My party, the Peoples’ Democratic Party (HDP), did not contest these elections. Instead, we urged our supporters to take a principled stance against the authoritarian quagmire the country has been moving towards under the leadership of President Recep Tayyip Erdogan and his alliance with the darkest forces in Turkey’s political domain.
When CHP mayoral candidate Ekrem Imamoglu was handed his mazbata, a paper that formally granted him the mandate as city mayor, crowds cheered every time he mentioned the HDP in an emotive speech. Without discrediting Imamoglu’s inclusive and reconciliatory campaign, everyone listening to him that day was still well aware of the HDP’s contribution to the AKP’s defeat.
However, Erdogan and Istanbul’s AKP establishment immediately pushed for the electoral authorities to annul the Istanbul voting, citing what they said were irregularities in the appointment of ballot box officials.
Perhaps inevitably, Erdogan got his wish. On Monday, the High Election Council (YSK) ruled seven to four in favour of the AKP, calling for a new vote. The move was widely acknowledged as the latest example of Erdogan’s authoritarian impulses. It was also decried as a blow to Turkey’s so-called “democratic foundation”— one that, to the Kurds and oppressed segments of Turkish society, has always stood on shaky ground.
But in the few hours before the expected YSK statement, something else happened that temporarily occupied the headlines: the lawyers of Abdullah Ocalan, the imprisoned leader of the Kurdistan Workers’ Party (PKK), read out a letter they had received after their visit to the island on May 2nd— something the government had arbitrarily and illegally blocked for eight years.
In an April 22 report, Turkey’s Human Rights Association said that at least 3,000 prisoners in 92 jails across Turkey were on hunger strike to demand the end of Ocalan’s isolation. In his letter, Ocalan called on the hunger strikers not to take their actions to a point that threatens their health or results in death.
He also called for a "democratic negotiation" between Turkey and the Kurds, and expressed his continued commitment to the “Newroz 2013 statement” in which he had outlined his approach to the then-promising peace process.
One would think that any development that could potentially lead to the solution of a conflict that has claimed almost 50,000 lives and spanned the best part of four decades would be met with nothing but joy. However, this celebration lasted only until the YSK announced its decision to annul the Istanbul mayoral contest and set a new election for June 23. Suddenly, electoral arithmetic in Istanbul was more important than a development that had thousands of people on hunger strike, including our member of parliament Leyla Guven — who has been starving herself for 183 days!

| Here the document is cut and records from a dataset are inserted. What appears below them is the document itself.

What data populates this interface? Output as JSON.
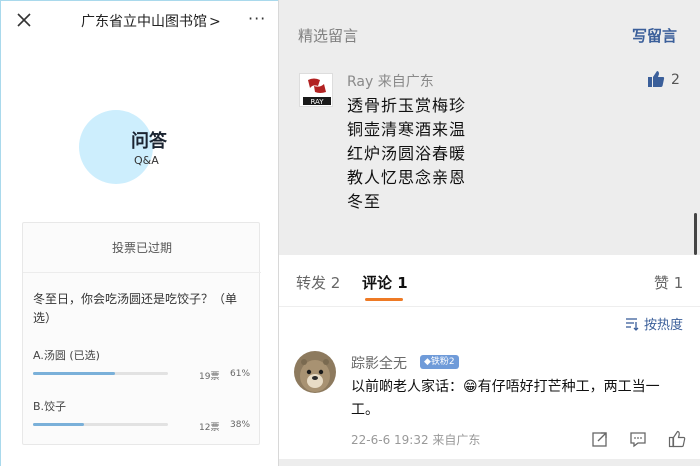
{
  "left": {
    "title": "广东省立中山图书馆",
    "title_chevron": ">",
    "more_icon_text": "···",
    "qa_title": "问答",
    "qa_sub": "Q&A",
    "vote": {
      "status": "投票已过期",
      "question": "冬至日，你会吃汤圆还是吃饺子？（单选）",
      "options": [
        {
          "label": "A.汤圆 (已选)",
          "votes": "19票",
          "pct": "61%",
          "fraction": 0.61
        },
        {
          "label": "B.饺子",
          "votes": "12票",
          "pct": "38%",
          "fraction": 0.38
        }
      ]
    }
  },
  "right": {
    "section_title": "精选留言",
    "write_button": "写留言",
    "featured": {
      "name": "Ray  来自广东",
      "like_count": "2",
      "lines": [
        "透骨折玉赏梅珍",
        "铜壶清寒酒来温",
        "红炉汤圆浴春暖",
        "教人忆思念亲恩",
        "冬至"
      ],
      "avatar_text": "RAY"
    },
    "tabs": {
      "forward": "转发 2",
      "comment": "评论 1",
      "like": "赞 1"
    },
    "sort_label": "按热度",
    "comment": {
      "name": "踪影全无",
      "badge": "铁粉2",
      "text": "以前啲老人家话：😁有仔唔好打芒种工，两工当一工。",
      "meta": "22-6-6 19:32  来自广东"
    }
  },
  "colors": {
    "accent_blue": "#3b5f9a",
    "tab_underline": "#ee7a25",
    "qa_circle": "#cdeefd",
    "bar_fill": "#7ab0d9",
    "badge": "#6f9bd9"
  }
}
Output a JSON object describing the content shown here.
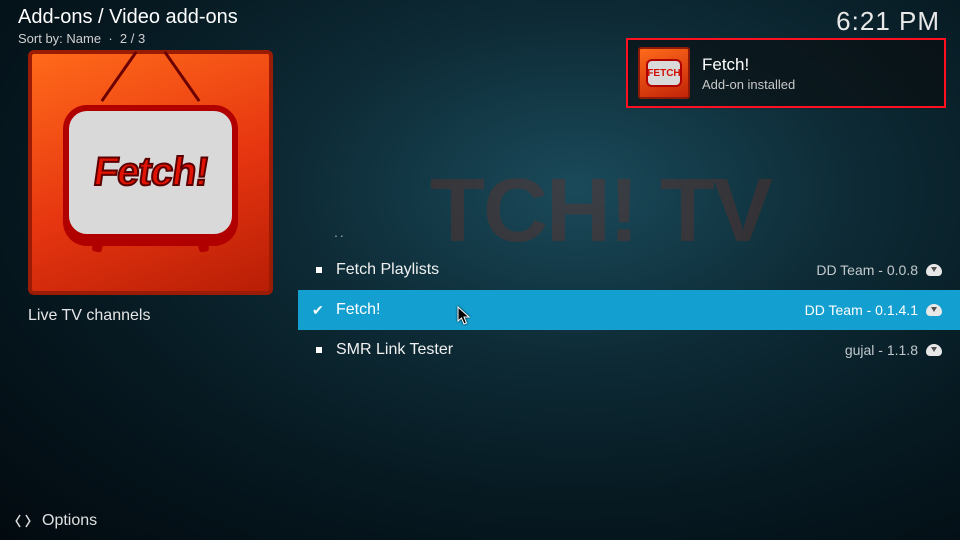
{
  "header": {
    "breadcrumb": "Add-ons / Video add-ons",
    "sort_label": "Sort by:",
    "sort_value": "Name",
    "position": "2 / 3"
  },
  "clock": "6:21 PM",
  "side": {
    "logo_text": "Fetch!",
    "description": "Live TV channels"
  },
  "watermark": "TCH! TV",
  "parent_label": "..",
  "items": [
    {
      "name": "Fetch Playlists",
      "meta": "DD Team - 0.0.8",
      "selected": false
    },
    {
      "name": "Fetch!",
      "meta": "DD Team - 0.1.4.1",
      "selected": true
    },
    {
      "name": "SMR Link Tester",
      "meta": "gujal - 1.1.8",
      "selected": false
    }
  ],
  "notification": {
    "title": "Fetch!",
    "message": "Add-on installed"
  },
  "footer": {
    "options_label": "Options"
  }
}
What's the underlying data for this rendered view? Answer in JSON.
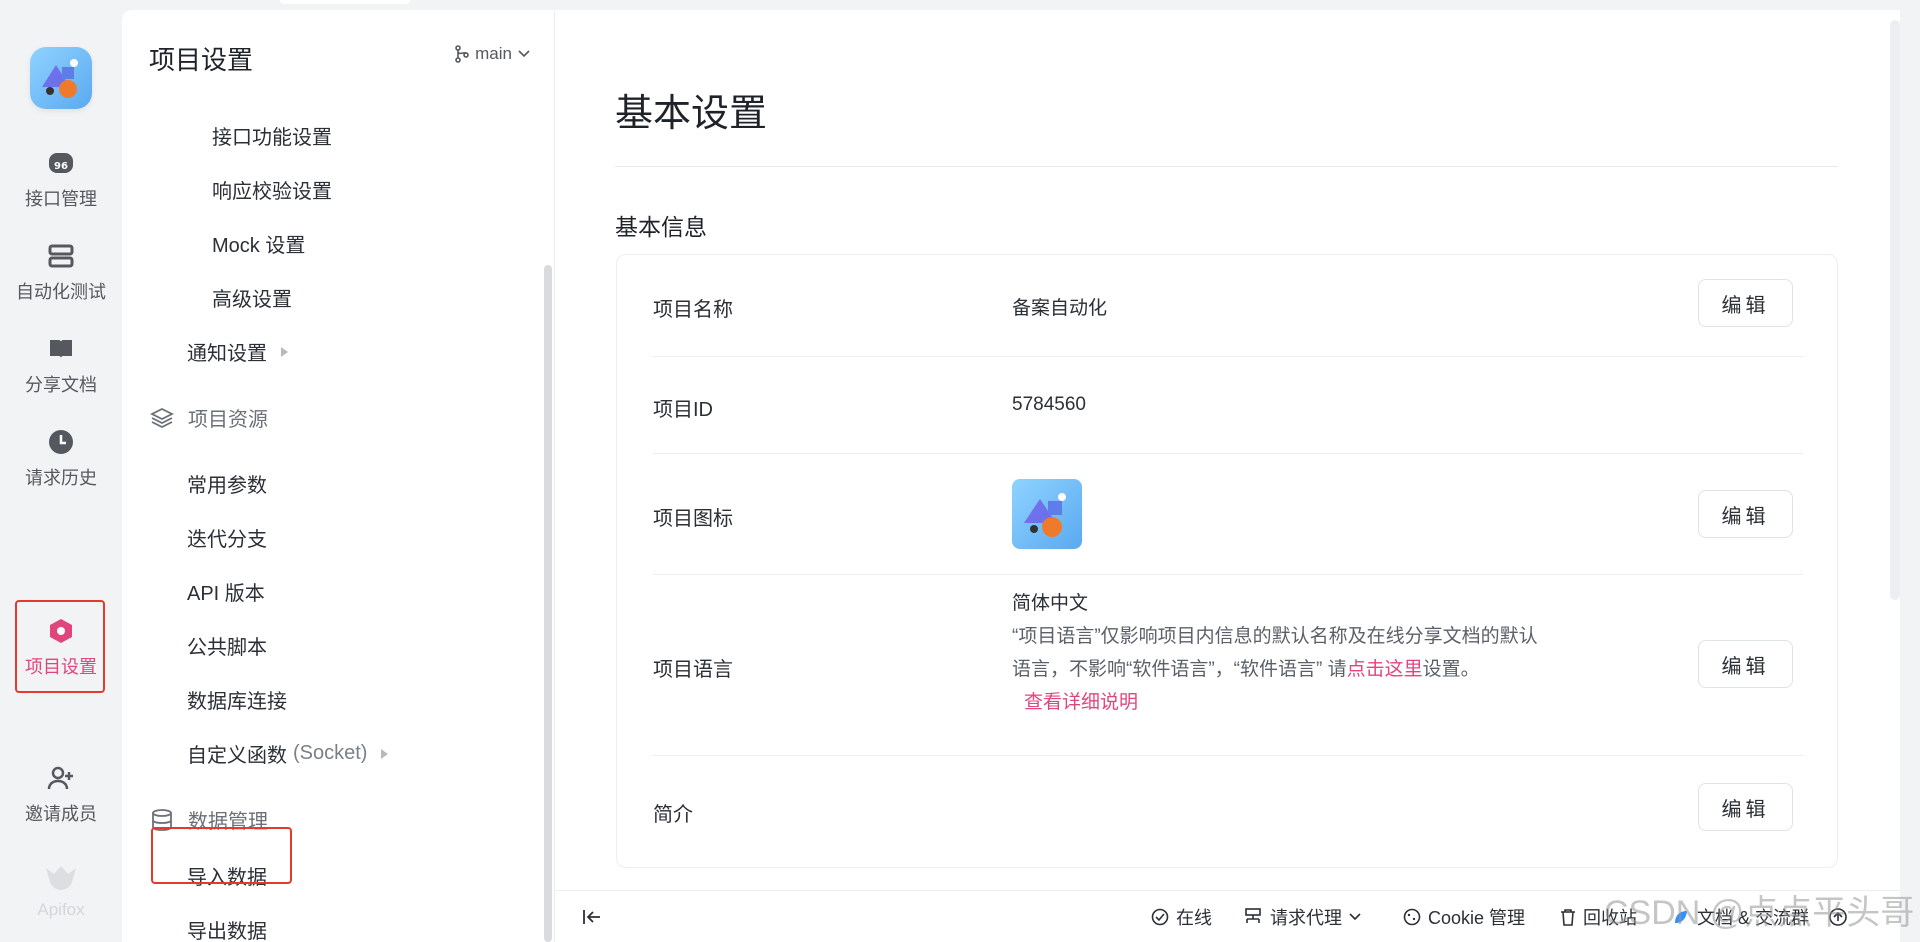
{
  "rail": {
    "items": [
      {
        "label": "接口管理",
        "icon": "api-icon"
      },
      {
        "label": "自动化测试",
        "icon": "automation-icon"
      },
      {
        "label": "分享文档",
        "icon": "book-icon"
      },
      {
        "label": "请求历史",
        "icon": "clock-icon"
      },
      {
        "label": "项目设置",
        "icon": "settings-hex-icon",
        "active": true
      },
      {
        "label": "邀请成员",
        "icon": "add-user-icon"
      },
      {
        "label": "Apifox",
        "icon": "apifox-logo"
      }
    ],
    "active_color": "#e0467c"
  },
  "nav": {
    "title": "项目设置",
    "branch": "main",
    "items": [
      "接口功能设置",
      "响应校验设置",
      "Mock 设置",
      "高级设置",
      "通知设置"
    ],
    "resources_group": "项目资源",
    "resources": [
      "常用参数",
      "迭代分支",
      "API 版本",
      "公共脚本",
      "数据库连接",
      "自定义函数"
    ],
    "custom_func_suffix": "(Socket)",
    "data_group": "数据管理",
    "data_items": [
      "导入数据",
      "导出数据"
    ]
  },
  "main": {
    "title": "基本设置",
    "section": "基本信息",
    "edit_label": "编辑",
    "rows": {
      "name_label": "项目名称",
      "name_value": "备案自动化",
      "id_label": "项目ID",
      "id_value": "5784560",
      "icon_label": "项目图标",
      "lang_label": "项目语言",
      "lang_value": "简体中文",
      "lang_desc_1": "“项目语言”仅影响项目内信息的默认名称及在线分享文档的默认",
      "lang_desc_2a": "语言，不影响“软件语言”，“软件语言” 请",
      "lang_desc_link": "点击这里",
      "lang_desc_2b": "设置。",
      "lang_detail_link": "查看详细说明",
      "intro_label": "简介"
    }
  },
  "statusbar": {
    "online": "在线",
    "proxy": "请求代理",
    "cookie": "Cookie 管理",
    "recycle": "回收站",
    "docs": "文档 & 交流群"
  },
  "watermark": "CSDN @点点平头哥"
}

Unashamedly, the questions of the day became: Will the HDP and AKP cut a deal in which Istanbul is gifted to the AKP and the Kurds get a peace process in return? Will the Kurds sell out the CHP and Imamoglu? Are the Kurds going to gift Istanbul to the AKP?
The Kurdish people have been massacred, assimilated, suppressed and disenfranchised since the establishment of the Republic of Turkey. This is what we all know as the Kurdish question. There is arguably no community in Turkey that is more existentially invested in the democratisation of the country and, conversely, none more existentially threatened by its authoritarian downturn.
The Kurds owe no one anything. But they are owed respect, dignity and justice for their own struggle against a state that has oppressed them for almost a century, for their contribution to the democratisation of the Republic of Turkey, and for their wider resistance against authoritarianism across the region.
If this reality were open to give-and-take negotiation, then close to 6,000 members of the HDP - including our former co-chairs Selahattin Demirtas and Figen Yuksekdag - would not be behind bars today.
The Kurds want nothing more than a resolution to the Kurdish question, a dignified end to the conflict between the PKK and the state (public support for the peace process was at 81 percent), and the freedom of all political prisoners – what the opposition thinks about these questions is the more important for the future of Turkey. But the Kurds also know that all of this is only possible through the real democratisation of Turkey and a redefinition of the republic.
Therefore, though the questions listed above are shameful and unfounded and answering them may inadvertently be legitimising them, here they are: no, no, and no.